Although all humans need certain basic things—sleep, food, movement, water, air—different people have slightly different needs, and what you need may change over time. For example, getting enough sleep is a minimum requirement for everyone, but how much sleep you need may be different from how much I need or how much you needed ten years ago.

I invite you to identify your minimum requirements for self-care now.

Grab a pen and a piece of paper. Get settled. Then write what comes up in response to the following questions:

  1. How much sleep do you need? Some people need seven hours. Others need nine. Most are somewhere in between.

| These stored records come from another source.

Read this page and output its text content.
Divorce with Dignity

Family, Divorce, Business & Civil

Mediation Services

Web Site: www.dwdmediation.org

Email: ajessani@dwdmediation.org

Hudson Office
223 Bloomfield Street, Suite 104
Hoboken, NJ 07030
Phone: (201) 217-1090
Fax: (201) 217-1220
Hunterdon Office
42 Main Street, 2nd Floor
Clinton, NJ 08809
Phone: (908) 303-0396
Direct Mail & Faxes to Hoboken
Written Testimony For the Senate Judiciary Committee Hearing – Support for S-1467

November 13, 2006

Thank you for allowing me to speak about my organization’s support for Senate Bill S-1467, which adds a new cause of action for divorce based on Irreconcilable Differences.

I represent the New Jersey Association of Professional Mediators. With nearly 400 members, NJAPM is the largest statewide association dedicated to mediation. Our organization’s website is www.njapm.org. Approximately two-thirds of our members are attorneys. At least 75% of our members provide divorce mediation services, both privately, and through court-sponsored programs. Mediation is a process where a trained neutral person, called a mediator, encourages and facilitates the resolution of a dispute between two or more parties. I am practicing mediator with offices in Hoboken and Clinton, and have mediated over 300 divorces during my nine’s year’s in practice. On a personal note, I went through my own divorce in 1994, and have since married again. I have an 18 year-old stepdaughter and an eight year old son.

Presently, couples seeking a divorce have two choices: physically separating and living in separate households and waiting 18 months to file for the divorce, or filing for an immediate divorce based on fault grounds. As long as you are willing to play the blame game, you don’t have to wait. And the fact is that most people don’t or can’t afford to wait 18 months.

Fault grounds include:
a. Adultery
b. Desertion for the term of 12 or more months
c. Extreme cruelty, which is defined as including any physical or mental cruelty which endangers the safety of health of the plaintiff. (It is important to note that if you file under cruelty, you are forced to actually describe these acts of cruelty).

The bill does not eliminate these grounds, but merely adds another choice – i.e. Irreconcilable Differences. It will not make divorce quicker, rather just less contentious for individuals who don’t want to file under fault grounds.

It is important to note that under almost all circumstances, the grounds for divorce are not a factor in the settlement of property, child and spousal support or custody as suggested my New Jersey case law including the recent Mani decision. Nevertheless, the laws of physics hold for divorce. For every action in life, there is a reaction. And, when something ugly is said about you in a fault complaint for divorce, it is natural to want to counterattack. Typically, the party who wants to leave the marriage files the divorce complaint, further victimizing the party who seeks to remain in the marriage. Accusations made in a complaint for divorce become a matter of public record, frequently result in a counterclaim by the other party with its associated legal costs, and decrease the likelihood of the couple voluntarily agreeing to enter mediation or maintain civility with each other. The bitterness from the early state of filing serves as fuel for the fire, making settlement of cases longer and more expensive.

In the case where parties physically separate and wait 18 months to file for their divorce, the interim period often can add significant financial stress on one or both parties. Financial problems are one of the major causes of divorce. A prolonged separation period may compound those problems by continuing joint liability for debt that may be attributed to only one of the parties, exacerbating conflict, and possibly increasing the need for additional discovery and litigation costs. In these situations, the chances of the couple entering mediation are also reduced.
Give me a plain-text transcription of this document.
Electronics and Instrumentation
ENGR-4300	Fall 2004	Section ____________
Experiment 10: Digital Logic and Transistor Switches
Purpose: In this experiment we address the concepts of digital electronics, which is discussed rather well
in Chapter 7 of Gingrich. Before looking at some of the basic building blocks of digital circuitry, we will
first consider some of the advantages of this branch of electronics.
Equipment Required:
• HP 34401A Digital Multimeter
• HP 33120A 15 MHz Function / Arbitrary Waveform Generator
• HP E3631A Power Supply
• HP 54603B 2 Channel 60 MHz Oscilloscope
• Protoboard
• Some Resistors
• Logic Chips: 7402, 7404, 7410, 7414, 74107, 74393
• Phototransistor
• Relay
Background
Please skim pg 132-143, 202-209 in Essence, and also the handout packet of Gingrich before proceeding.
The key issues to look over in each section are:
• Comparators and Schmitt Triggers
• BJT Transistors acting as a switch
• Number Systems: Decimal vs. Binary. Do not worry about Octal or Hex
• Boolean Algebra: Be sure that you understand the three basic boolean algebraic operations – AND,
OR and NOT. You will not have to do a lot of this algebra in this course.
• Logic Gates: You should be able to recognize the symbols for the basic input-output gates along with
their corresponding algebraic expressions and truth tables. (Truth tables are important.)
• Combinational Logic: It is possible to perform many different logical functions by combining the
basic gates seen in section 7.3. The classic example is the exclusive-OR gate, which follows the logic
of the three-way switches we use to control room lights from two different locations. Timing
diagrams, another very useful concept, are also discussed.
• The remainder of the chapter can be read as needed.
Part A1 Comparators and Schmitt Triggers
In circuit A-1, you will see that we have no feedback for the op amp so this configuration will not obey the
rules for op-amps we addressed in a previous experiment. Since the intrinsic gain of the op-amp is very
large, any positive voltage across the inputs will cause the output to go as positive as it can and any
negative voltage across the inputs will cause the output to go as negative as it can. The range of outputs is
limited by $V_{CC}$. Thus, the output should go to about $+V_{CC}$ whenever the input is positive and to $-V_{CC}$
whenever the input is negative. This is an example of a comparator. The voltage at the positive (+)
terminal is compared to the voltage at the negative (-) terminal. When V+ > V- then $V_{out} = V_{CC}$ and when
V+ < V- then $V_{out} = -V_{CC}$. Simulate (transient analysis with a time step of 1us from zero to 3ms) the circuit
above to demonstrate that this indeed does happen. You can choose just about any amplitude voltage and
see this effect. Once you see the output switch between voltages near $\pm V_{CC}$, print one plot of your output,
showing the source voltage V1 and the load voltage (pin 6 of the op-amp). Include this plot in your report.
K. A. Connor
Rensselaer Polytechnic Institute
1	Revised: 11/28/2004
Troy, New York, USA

If you’re not getting enough sleep, it will be hard to change any other aspect of your life. Sleep is so important that I’d say it may be more important than anything else in this book. If you’re not sleeping well, please make improving your sleep the top priority.

  1. How much exercise do you need to have enough energy? Some people don’t need very much for their mental health (though their bodies still need it). Others need to exercise every day.
  2. What do you need to eat to have enough energy?
  3. How much water do you need to drink to have enough energy?
  4. What other self-care practices do you rely on to nourish yourself and replenish your energy? This may include spending time in nature, journaling, singing, dancing, martial arts, laughing, walking, breathing, settling your body, taking naps, eating slow meals, talking with friends, meditating, praying, cuddling with your children or pets, connecting with loved ones, or anything else that nurtures you.
  5. What are your minimum requirements for self-care? Daily? Weekly?
  6. Make a commitment to experimenting with one small self-care practice for the next month.

For example, your minimum self-care commitment might sound like:

I commit to…

  1. Stretching for one minute three times throughout the day.
  2. Packing a healthy lunch every night that I can easily grab when I’m hungry at work.
  3. Going to bed at a time that allows me to get enough sleep.

If you’re not yet quite clear about what your body needs, keep paying attention. Take notes about your energy as you go throughout your days. The more you pay attention, the more you will understand your needs and the easier it will be to meet them.

[1] Jennifer Louden, The Woman’s Comfort Book: A Self-Nurturing Guide for Restoring Balance in Your Life. (San Francisco, CA: HarperOne, 2005.)